Jéna sortit de l’inconscience, une douleur cuisante au tibia. Elle avait la langue pâteuse et les idées floues. Où était-elle? Elle était étendue par terre, sur le côté, des mèches de cheveux voilaient son visage. Que c’était-il passé? Elle n’arrivait pas à se souvenir. Son esprit était trop embrouillé. Elle ouvrit les yeux. La lumière d’une lanterne l’éblouit. Elle ferma les paupières par reflexe, les entrouvrant petit à petit pour s’habituer à la lueur. Elle se trouvait dans une sorte de campement. L’air était frais, agréable. Un peu plus loin deux hommes étaient installés, dos à dos. Le plus jeune était éveillé. Face à lui, un… une étrange créature l’observait, le sens des mots qu’il sifflait lui échappait, mais Jéna sentait qu’il était ravi. Quelque chose bougea à leur gauche. Une deuxième créature enfilait une muselière à un dragon, bleu, entravé par de lourdes chaînes qui le maintenaient au sol. Il regardait désespérément le jeune garçon. Puis, son regard croisa le sien. Ces yeux d’un bleu profond, firent ressurgir en elle un flot de pensées. Ils avaient été capturés par les Ra’zacs! Eragon était tombé, le second Ra’zac avait surgit de la nuit et assommé Brom sans que ce dernier n’ait pu réagir. Saphira avait rugit et s’apprêtait à se jeter dans une bataille pour défendre son dragonnier lorsque le Ra’zac avait menacé de tuer Eragon. Elle avait grogné, mais n’avait plus bougé, s’avouant vaincue. Pendant ce court lapse de temps, Jéna avait attrapé son épée et s’était lancée contre l’une de ces créatures. Mais la fatigue du jour l’avait ralentie, son adversaire avait vu sa faiblesse à la jambe, et s’était fait une joie de lui porter un coup à cet endroit. Jéna s’était effondrée, abrutie par la douleur. Puis plus rien…

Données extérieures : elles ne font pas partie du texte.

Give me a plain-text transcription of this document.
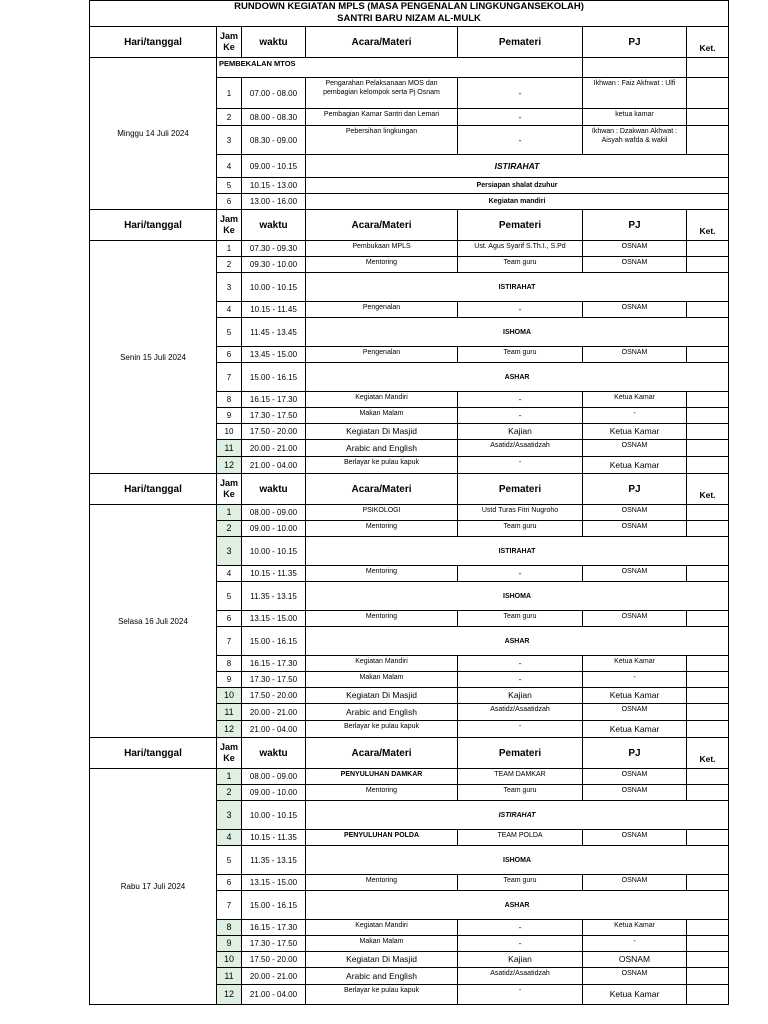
RUNDOWN KEGIATAN MPLS (MASA PENGENALAN LINGKUNGANSEKOLAH)							
SANTRI BARU NIZAM AL-MULK							
Hari/tanggal	Jam Ke	waktu	Acara/Materi	Pemateri	PJ	Ket.	
Minggu 14 Juli 2024	PEMBEKALAN MTOS						
	1	07.00 - 08.00	Pengarahan Pelaksanaan MOS dan pembagian kelompok serta Pj Osnam	-	Ikhwan : Faiz Akhwat : Ulfi		
	2	08.00 - 08.30	Pembagian Kamar Santri dan Lemari	-	ketua kamar		
	3	08.30 - 09.00	Pebersihan lingkungan	-	Ikhwan : Dzakwan Akhwat : Aisyah wafda & wakil		
	4	09.00 - 10.15	ISTIRAHAT				
	5	10.15 - 13.00	Persiapan shalat dzuhur				
	6	13.00 - 16.00	Kegiatan mandiri				
Hari/tanggal	Jam Ke	waktu	Acara/Materi	Pemateri	PJ	Ket.	
Senin 15 Juli 2024	1	07.30 - 09.30	Pembukaan MPLS	Ust. Agus Syarif S.Th.I., S.Pd	OSNAM		
	2	09.30 - 10.00	Mentoring	Team guru	OSNAM		
	3	10.00 - 10.15	ISTIRAHAT				
	4	10.15 - 11.45	Pengenalan	-	OSNAM		
	5	11.45 - 13.45	ISHOMA				
	6	13.45 - 15.00	Pengenalan	Team guru	OSNAM		
	7	15.00 - 16.15	ASHAR				
	8	16.15 - 17.30	Kegiatan Mandiri	-	Ketua Kamar		
	9	17.30 - 17.50	Makan Malam	-	-		
	10	17.50 - 20.00	Kegiatan Di Masjid	Kajian	Ketua Kamar		
	11	20.00 - 21.00	Arabic and English	Asatidz/Asaatidzah	OSNAM		
	12	21.00 - 04.00	Berlayar ke pulau kapuk	-	Ketua Kamar		
Hari/tanggal	Jam Ke	waktu	Acara/Materi	Pemateri	PJ	Ket.	
Selasa 16 Juli 2024	1	08.00 - 09.00	PSIKOLOGI	Ustd Turas Fitri Nugroho	OSNAM		
	2	09.00 - 10.00	Mentoring	Team guru	OSNAM		
	3	10.00 - 10.15	ISTIRAHAT				
	4	10.15 - 11.35	Mentoring	-	OSNAM		
	5	11.35 - 13.15	ISHOMA				
	6	13.15 - 15.00	Mentoring	Team guru	OSNAM		
	7	15.00 - 16.15	ASHAR				
	8	16.15 - 17.30	Kegiatan Mandiri	-	Ketua Kamar		
	9	17.30 - 17.50	Makan Malam	-	-		
	10	17.50 - 20.00	Kegiatan Di Masjid	Kajian	Ketua Kamar		
	11	20.00 - 21.00	Arabic and English	Asatidz/Asaatidzah	OSNAM		
	12	21.00 - 04.00	Berlayar ke pulau kapuk	-	Ketua Kamar		
Hari/tanggal	Jam Ke	waktu	Acara/Materi	Pemateri	PJ	Ket.	
Rabu 17 Juli 2024	1	08.00 - 09.00	PENYULUHAN DAMKAR	TEAM DAMKAR	OSNAM		
	2	09.00 - 10.00	Mentoring	Team guru	OSNAM		
	3	10.00 - 10.15	ISTIRAHAT				
	4	10.15 - 11.35	PENYULUHAN POLDA	TEAM POLDA	OSNAM		
	5	11.35 - 13.15	ISHOMA				
	6	13.15 - 15.00	Mentoring	Team guru	OSNAM		
	7	15.00 - 16.15	ASHAR				
	8	16.15 - 17.30	Kegiatan Mandiri	-	Ketua Kamar		
	9	17.30 - 17.50	Makan Malam	-	-		
	10	17.50 - 20.00	Kegiatan Di Masjid	Kajian	OSNAM		
	11	20.00 - 21.00	Arabic and English	Asatidz/Asaatidzah	OSNAM		
	12	21.00 - 04.00	Berlayar ke pulau kapuk	-	Ketua Kamar		
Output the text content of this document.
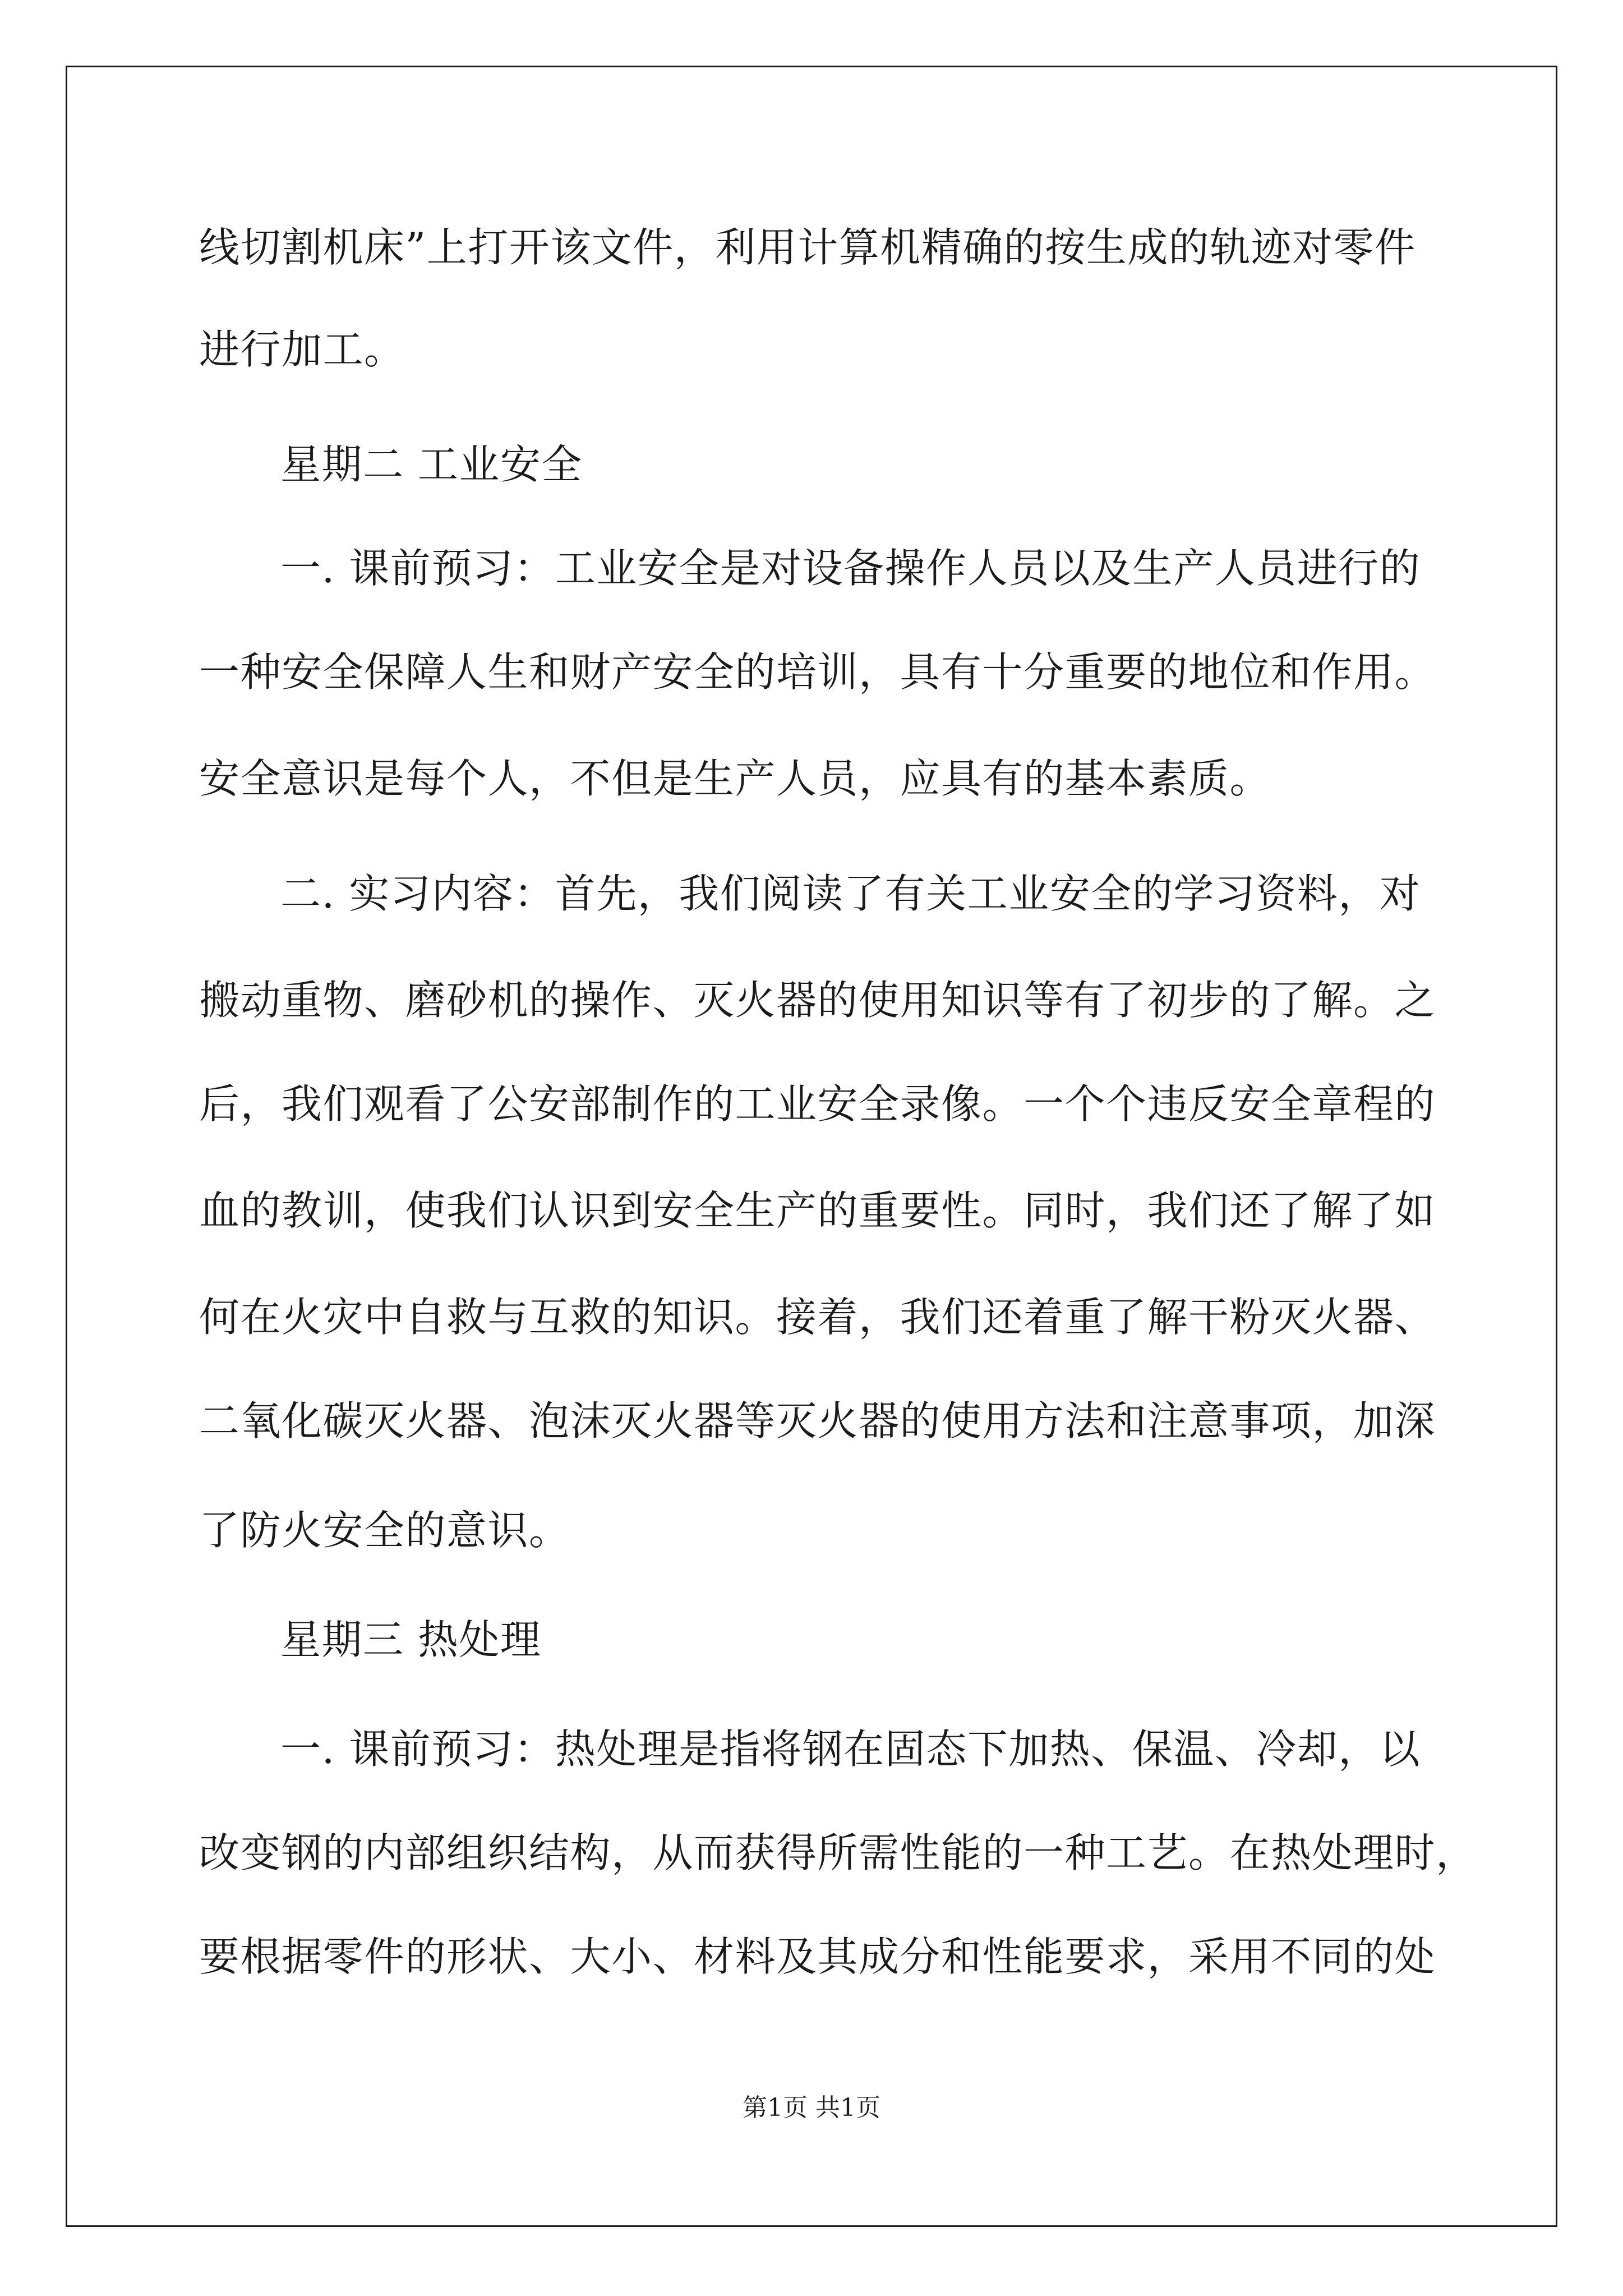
线切割机床”上打开该文件，利用计算机精确的按生成的轨迹对零件

进行加工。

星期二 工业安全

一. 课前预习：工业安全是对设备操作人员以及生产人员进行的

一种安全保障人生和财产安全的培训，具有十分重要的地位和作用。

安全意识是每个人，不但是生产人员，应具有的基本素质。

二. 实习内容：首先，我们阅读了有关工业安全的学习资料，对

搬动重物、磨砂机的操作、灭火器的使用知识等有了初步的了解。之

后，我们观看了公安部制作的工业安全录像。一个个违反安全章程的

血的教训，使我们认识到安全生产的重要性。同时，我们还了解了如

何在火灾中自救与互救的知识。接着，我们还着重了解干粉灭火器、

二氧化碳灭火器、泡沫灭火器等灭火器的使用方法和注意事项，加深

了防火安全的意识。

星期三 热处理

一. 课前预习：热处理是指将钢在固态下加热、保温、冷却，以

改变钢的内部组织结构，从而获得所需性能的一种工艺。在热处理时，

要根据零件的形状、大小、材料及其成分和性能要求，采用不同的处

第1页 共1页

Les Ra’zacs regardaient à présent l’épée d’Eragon. Zar’roc, une épée de dragonnier, d’un rouge de sang. Ils narguèrent son propriétaire, avant de s’avancer vers Brom qui était en train de se réveiller. L’un d’eux le souleva: - Tuons-le plutôt, il nous a causé assez d’ennuis comme ça. Jéna fut saisie d’effroi. Ils ne devaient pas toucher à Brom! Ils l’amenèrent au centre du campement. Le plus petit tira la tête du conteur en arrière, approchant une lame effilée contre sa gorge. Ils ricanèrent. Soudain, un sifflement fendit l’air, une flèche se planta dans l’épaule d’un des Ra’zacs. Bientôt, des traits fondirent sur les créatures qui coururent se cacher derrière des rochers. Il y eut une accalmie, puis une autre volée de flèches fusèrent de la direction opposée. Attaqués par un ennemi invisible, les Ra’zacs décidèrent de fuir, l’un bouscula Eragon sur son passage, tandis que l’autre, après une brève hésitation, lança sa dague dans la direction du dragonnier. - Non, gémit Jéna. Elle ne vit pas ce qu’il se passât alors, le Ra’zac, passant près d’elle, heurta, volontairement son ancienne blessure. Une douleur irradia sa jambe toute entière, des éclairs lancinant lui traversèrent les paupières et les tempes. Et tout redevint vide.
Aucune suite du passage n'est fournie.